Austin Group Defect Tracker

Aardvark Mark IV


Viewing Issue Simple Details Jump to Notes ] Issue History ] Print ]
ID Category Severity Type Date Submitted Last Update
0000245 [1003.1(2008)/Issue 7] Shell and Utilities Objection Enhancement Request 2010-04-29 20:25 2023-01-09 16:20
Reporter dwheeler View Status public  
Assigned To ajosey
Priority normal Resolution Duplicate  
Status Closed  
Name David A. Wheeler
Organization
User Reference
Section read
Page Number 3128
Line Number 103903-104006
Interp Status ---
Final Accepted Text
Summary 0000245: Add -0 option to shell's "read"
Description As documented in 0000243, the POSIX specification and common implementations permit nearly all bytes to be in pathnames, and yet it is surprisingly difficult to portably and correctly process such pathnames. This is one of the more common reasons for security vulnerabilities (see CERT’s "Secure Coding" item MSC09-C, CWE 78, CWE 73, and CWE 116, and the 2009 CWE/SANS Top 25 Most Dangerous Programming Errors). For more details about this problem, see:
 http://www.dwheeler.com/essays/filenames-in-shell.html [^]
 http://www.dwheeler.com/essays/fixing-unix-linux-filenames.html [^]
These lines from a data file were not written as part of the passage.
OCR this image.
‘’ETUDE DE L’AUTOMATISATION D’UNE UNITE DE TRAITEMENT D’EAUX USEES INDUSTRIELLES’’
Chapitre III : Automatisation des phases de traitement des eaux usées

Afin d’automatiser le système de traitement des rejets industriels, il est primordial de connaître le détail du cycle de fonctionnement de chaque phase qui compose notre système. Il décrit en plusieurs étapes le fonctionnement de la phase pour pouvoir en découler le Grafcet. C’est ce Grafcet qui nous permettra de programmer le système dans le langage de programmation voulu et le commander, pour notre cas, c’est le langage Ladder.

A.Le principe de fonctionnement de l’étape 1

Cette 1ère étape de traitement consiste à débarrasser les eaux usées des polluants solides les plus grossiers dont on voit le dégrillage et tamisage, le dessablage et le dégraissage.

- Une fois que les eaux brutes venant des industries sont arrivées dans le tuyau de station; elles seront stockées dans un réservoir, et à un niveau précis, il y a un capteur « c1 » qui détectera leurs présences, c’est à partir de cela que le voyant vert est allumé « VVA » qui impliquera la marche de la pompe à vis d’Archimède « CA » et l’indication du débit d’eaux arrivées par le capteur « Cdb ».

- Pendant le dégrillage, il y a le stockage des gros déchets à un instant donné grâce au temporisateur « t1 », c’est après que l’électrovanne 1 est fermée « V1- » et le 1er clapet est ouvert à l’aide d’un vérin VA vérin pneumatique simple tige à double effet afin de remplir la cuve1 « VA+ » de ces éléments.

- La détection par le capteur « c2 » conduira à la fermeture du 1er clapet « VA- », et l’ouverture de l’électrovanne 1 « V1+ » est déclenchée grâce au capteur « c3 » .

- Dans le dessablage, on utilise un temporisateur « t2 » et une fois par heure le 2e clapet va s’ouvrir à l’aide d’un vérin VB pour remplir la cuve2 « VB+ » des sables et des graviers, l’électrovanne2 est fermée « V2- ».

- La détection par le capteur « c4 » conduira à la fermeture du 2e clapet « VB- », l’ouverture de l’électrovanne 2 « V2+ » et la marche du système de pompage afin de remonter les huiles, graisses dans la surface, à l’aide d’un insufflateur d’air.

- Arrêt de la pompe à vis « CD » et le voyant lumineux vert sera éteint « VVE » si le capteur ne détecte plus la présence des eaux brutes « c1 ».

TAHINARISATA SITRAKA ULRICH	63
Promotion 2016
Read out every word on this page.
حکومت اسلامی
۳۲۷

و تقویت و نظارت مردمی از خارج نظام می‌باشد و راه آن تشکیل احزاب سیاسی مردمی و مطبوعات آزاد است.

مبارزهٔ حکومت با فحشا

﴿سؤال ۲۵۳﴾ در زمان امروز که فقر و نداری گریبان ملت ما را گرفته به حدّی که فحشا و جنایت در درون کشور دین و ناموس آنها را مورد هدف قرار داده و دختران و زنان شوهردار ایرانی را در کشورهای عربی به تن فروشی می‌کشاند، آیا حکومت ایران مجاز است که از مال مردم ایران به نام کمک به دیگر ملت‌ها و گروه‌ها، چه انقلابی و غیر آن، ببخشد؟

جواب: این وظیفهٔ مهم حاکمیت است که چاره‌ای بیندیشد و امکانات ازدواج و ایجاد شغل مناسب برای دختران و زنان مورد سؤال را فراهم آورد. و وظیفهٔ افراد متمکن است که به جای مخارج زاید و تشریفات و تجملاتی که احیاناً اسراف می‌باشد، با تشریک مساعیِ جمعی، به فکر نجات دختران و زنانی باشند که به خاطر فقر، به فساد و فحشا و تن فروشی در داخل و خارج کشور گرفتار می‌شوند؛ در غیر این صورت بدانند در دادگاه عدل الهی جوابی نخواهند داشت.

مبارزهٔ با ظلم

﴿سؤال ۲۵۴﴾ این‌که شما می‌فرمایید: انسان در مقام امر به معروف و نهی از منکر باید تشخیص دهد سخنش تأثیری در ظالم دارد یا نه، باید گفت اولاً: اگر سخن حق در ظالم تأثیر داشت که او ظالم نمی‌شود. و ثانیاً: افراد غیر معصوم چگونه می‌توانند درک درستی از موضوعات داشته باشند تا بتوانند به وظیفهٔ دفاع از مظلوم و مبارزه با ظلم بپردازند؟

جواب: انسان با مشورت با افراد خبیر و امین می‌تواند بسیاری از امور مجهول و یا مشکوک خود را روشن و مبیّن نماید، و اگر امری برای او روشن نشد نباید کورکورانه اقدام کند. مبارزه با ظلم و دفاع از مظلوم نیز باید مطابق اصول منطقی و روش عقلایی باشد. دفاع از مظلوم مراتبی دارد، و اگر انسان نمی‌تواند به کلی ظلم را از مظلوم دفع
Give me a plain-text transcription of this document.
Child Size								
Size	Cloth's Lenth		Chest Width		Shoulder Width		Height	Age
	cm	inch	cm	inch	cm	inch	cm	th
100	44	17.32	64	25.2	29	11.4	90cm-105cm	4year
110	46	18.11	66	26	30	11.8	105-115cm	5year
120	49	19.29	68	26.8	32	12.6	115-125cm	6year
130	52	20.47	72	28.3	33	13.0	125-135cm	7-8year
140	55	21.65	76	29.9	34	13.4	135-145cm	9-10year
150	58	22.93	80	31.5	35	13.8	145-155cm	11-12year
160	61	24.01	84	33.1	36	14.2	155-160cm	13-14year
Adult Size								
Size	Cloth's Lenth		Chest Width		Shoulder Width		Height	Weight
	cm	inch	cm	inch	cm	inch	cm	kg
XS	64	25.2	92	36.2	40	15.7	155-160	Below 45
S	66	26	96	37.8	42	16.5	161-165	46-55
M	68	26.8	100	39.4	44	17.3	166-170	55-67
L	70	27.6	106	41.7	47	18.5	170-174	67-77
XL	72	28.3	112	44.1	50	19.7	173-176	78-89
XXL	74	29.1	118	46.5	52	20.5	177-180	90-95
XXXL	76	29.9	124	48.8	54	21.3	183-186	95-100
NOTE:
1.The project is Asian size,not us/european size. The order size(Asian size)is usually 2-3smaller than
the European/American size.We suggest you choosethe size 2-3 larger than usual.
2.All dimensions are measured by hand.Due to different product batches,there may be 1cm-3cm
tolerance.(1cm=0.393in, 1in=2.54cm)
The current situation is that it is too hard to *correctly* process filenames, leading to a number of security vulnerabilities. Expecting users and developers to use complicated constructs to handle filenames is unreasonable and dangerous; they should be given a safer and easy-to-use set of constructs for this common case.

Instead, add a new "-0" option to the shell's "read" utility. This way, lists of filenames can be easily processed because they can be terminated by a null byte (which cannot occur in pathnames or filenames).

The current "find ... -exec COMMAND " is grossly inadequate. If COMMAND is nontrivial, it quickly becomes too hard to read and understand, and it encourages shell programs to be divided up unnaturally whenever files are processed.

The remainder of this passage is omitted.